I remember well weary nights of rocking and nursing and praying my infant sons would “please just go to sleep.” There were bumps and bruises and scraped knees and one incident of some tiny burned fingers during the toddling years. I prayed courage for me and for their relief. Academic success, good friendships, purity of mind and heart and safety driving a car called for time on my knees while my sons grew up and I survived their teens. Now the stakes are higher and just when I think the job of parenting growing boys is reaching an end, I discover the far greater responsibility of praying for my adult children.
My mom is still on the clock for me and joins me as we pray for her grandsons. A dear friend shares my burden and I her's as we lift one another's adult children daily before the Lord. I still pray for safety and healthy relationships. I plead for direction and ask God to lead them straight to the center of His will. I understand like never before the power of prayer.
Still, it amazes me when I witness God's hand on their lives, both in blessings and challenges He lavishes and allows. And always I remember how critical the calloused knees of a mother at every stage in life. There is much to cover, much to anticipate, much to hope for and much to fear. The job of a praying parent is without end.
Hannah, the mother of Samuel, sets the standard for dedicated prayer. We hear her faithfulness in 1 Samuel 1:27-28a.
“I prayed for this child, and the Lord has granted me what I asked of him. So now I give him to the Lord. For his whole life he will be given over to the Lord.”
I, like Hannah, prayed for my children before they ever were conceived. I prayed for their healthy arrival. I was blessed with two bouncing boys three years and three months apart. In between, I was blessed to carry a small life but a matter of weeks. That child I'll one day meet. The gift of healthy babies and the heartache of a baby unborn can never be fully understood. One is a miracle, the other covered in mercy to endure and accept that God knows best. Each, given over to the Lord in life and death.

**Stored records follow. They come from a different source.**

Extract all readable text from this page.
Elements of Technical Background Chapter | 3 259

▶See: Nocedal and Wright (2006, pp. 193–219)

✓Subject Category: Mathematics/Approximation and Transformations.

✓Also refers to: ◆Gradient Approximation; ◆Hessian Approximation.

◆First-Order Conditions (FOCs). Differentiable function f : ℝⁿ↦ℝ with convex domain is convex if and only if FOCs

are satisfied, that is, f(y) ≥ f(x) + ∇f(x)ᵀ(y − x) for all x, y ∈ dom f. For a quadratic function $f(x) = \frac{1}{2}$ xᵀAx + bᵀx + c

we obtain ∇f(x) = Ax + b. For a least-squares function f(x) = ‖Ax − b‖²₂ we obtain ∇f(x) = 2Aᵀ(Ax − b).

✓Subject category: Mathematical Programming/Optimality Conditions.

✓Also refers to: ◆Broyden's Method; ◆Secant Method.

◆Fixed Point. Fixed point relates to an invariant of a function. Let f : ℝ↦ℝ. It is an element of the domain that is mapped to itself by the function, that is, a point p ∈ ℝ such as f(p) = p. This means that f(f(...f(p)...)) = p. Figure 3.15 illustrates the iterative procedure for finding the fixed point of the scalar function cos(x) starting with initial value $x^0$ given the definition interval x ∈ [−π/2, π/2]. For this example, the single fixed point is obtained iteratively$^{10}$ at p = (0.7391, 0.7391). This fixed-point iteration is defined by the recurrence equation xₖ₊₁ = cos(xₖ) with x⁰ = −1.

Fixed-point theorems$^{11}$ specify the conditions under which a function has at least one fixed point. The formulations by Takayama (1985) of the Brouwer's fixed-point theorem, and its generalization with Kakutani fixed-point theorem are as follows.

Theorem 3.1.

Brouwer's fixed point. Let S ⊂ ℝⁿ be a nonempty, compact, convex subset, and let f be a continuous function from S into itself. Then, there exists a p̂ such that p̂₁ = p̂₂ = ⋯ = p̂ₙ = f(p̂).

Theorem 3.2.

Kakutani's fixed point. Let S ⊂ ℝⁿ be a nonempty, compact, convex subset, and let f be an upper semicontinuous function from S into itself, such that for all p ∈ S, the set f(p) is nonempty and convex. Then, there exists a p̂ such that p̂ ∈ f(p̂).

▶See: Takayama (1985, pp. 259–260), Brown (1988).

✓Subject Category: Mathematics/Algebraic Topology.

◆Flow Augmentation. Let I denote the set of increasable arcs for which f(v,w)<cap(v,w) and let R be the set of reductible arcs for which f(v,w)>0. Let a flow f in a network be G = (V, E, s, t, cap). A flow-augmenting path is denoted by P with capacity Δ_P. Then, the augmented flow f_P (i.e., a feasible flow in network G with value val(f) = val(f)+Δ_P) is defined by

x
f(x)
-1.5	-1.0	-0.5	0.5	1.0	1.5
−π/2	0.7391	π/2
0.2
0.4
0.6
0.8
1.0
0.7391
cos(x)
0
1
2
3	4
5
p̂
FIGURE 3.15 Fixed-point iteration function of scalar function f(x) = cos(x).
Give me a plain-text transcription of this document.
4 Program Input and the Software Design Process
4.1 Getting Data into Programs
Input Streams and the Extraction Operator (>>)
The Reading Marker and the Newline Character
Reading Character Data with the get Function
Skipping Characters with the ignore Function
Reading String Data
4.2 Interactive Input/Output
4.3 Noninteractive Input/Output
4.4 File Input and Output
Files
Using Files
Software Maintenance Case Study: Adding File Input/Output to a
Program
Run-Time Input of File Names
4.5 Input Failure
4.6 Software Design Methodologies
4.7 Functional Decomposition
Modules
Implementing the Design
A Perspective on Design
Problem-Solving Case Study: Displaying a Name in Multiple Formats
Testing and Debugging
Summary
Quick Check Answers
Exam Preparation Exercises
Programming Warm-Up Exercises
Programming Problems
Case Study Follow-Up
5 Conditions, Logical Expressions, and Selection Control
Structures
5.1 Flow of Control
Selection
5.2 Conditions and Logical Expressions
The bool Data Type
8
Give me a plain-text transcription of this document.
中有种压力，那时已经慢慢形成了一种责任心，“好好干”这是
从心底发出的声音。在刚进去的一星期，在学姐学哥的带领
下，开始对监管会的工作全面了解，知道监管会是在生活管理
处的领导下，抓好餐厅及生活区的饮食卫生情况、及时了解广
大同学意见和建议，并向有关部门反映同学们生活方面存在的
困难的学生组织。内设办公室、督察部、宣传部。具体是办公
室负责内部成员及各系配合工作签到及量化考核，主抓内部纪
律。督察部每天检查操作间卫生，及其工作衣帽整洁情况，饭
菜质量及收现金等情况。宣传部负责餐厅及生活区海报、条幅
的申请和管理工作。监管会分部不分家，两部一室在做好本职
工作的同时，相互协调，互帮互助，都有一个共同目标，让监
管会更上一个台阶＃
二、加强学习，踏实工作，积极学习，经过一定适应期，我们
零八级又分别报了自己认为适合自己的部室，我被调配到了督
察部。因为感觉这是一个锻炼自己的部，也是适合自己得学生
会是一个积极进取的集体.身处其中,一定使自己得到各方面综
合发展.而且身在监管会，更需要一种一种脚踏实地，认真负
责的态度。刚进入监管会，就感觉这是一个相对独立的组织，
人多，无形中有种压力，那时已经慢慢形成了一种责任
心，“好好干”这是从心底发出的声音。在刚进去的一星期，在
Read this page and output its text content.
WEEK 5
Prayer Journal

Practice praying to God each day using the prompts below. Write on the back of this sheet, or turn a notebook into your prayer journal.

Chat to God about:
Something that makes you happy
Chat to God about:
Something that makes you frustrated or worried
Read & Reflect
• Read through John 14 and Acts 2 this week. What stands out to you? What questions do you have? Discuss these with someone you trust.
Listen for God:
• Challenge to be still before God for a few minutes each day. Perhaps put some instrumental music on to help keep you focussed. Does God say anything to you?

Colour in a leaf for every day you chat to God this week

As a praying parent, I have to revisit the concept of “giving over” over and over again. To entrust these whom I have nursed, clothed, fed, loved, sheltered, tutored, laughed with and cried over for the greater part of my life on earth is no easy calling. But I can't carry them in a back pack or hover over them in a cradle as I once did. I have to watch from a distance and surrender them to the One whose hands are big enough to hold them no matter how big and burley they get. He is able to speak peace to their hearts when their mother needs to be silent. The Lord Almighty counsels them with far better advice than this wise woman who thinks she knows them best. And God loves them more than I could ever muster because, though I carried them in a womb, He knit them together and placed His fingerprint on their hearts and heads.
So I just pray. And pray. And pray without end. And I have the pleasure of watching the Lord at work in two men. I see how He leads them and provides for them; how He teaches and guides them. I watch how they recognize more quickly the peace and joy that is theirs for the asking. I weep when I hear them give God their thanks and praise because it means their dad and I have done something right in this world: We've pointed them and prayed them to the Lord.
Parenting is many things. Painful. Pleasurable. Surprising. Challenging. Exciting. Demanding. Rewarding. Parenting is supposed to be filled with love and sacrifice and promise. Most importantly, parenting is a test of faith and calls for active prayer.
Especially when the kids grow up, parents need to look up for the Heavenly Father's will, for no child should ever doubt that they are loved or lifted at any age.